During 2019, according to figures published by IQAir.com, the average level of air pollution in Italy was 61 USAQI which placed it in the “Moderate “class and ranked it in position 59 out ofa total of 98 countries. The concentration of the pollutant PM2. 5 was 17.09 µg/m³in 2019 and 14.95 µg/m³ the year earlier.How clean is the air in Italy? ›
During 2019, according to figures published by IQAir.com, the average level of air pollution in Italy was 61 USAQI which placed it in the “Moderate “class and ranked it in position 59 out ofa total of 98 countries. The concentration of the pollutant PM2.Does Italy have clean air? ›
You might not equate smog with Italy, but the country's north often has air pollution levels that are considered 'moderately unsafe' by the WHO, though actually represent some of Europe's most dangerous.How is waste managed in Italy? ›
One of Italy's largest waste-to-energy plants uses our flue gas treatment solution.
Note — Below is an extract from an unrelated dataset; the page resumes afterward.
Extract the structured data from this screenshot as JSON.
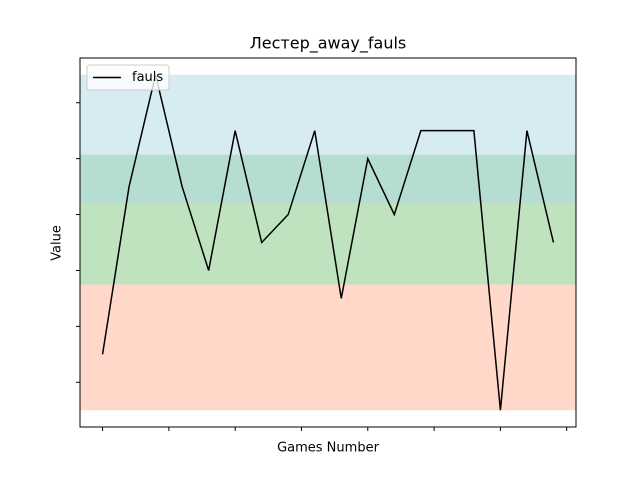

In Europe, thanks to stringent regulation, the majority of our garbage is disposed of in waste-to-energy (WtE) plants, where it's incinerated to produce energy instead of ending up in landfills.Is there water pollution in Italy? ›
Water pollution is another important environmental issue in Italy. The nation's rivers and coasts have been polluted by industrial and agricultural contaminants and its lakes contaminated by acid rain.What are the cleanest cities in Italy? ›
The northern city of Trento has been named the greenest place in Italy this year in the environmental survery, which aims to monitor how environmental factors affect quality of life around the country.Is Italy the most polluted country in Europe? ›
Turkey is the most polluted country in Europe with an overall score of 6.1/10.What city in Italy is threatened by pollution? ›
Northern cities including Brescia, Lodi, Monza and Venice topped the pollution chart as Italy's environmental agency warned of a pollution "red alert".Which country has the cleanest air in the world? ›
The cleanest air was found in the South Pacific island nation of New Caledonia (3.8), while Finland had the lowest PM2. 5 concentrations among developed nations (5.5).Where is the cleanest air in the country? ›
Hawaii has, on average, the cleanest air in the USA overall. It has an AQI value of 21.2, which is in the healthy range set by the EPA. The American Lung Association ranks two cities in Hawaii in the top 25 cleanest US cities for year-round particle pollution.
Italy has already implemented some pioneering policies to reduce plastic use and collect sorted waste, including bans on micro plastics, an effective four stream waste collection system and eco modulated producer contributions to encourage upstream innovation.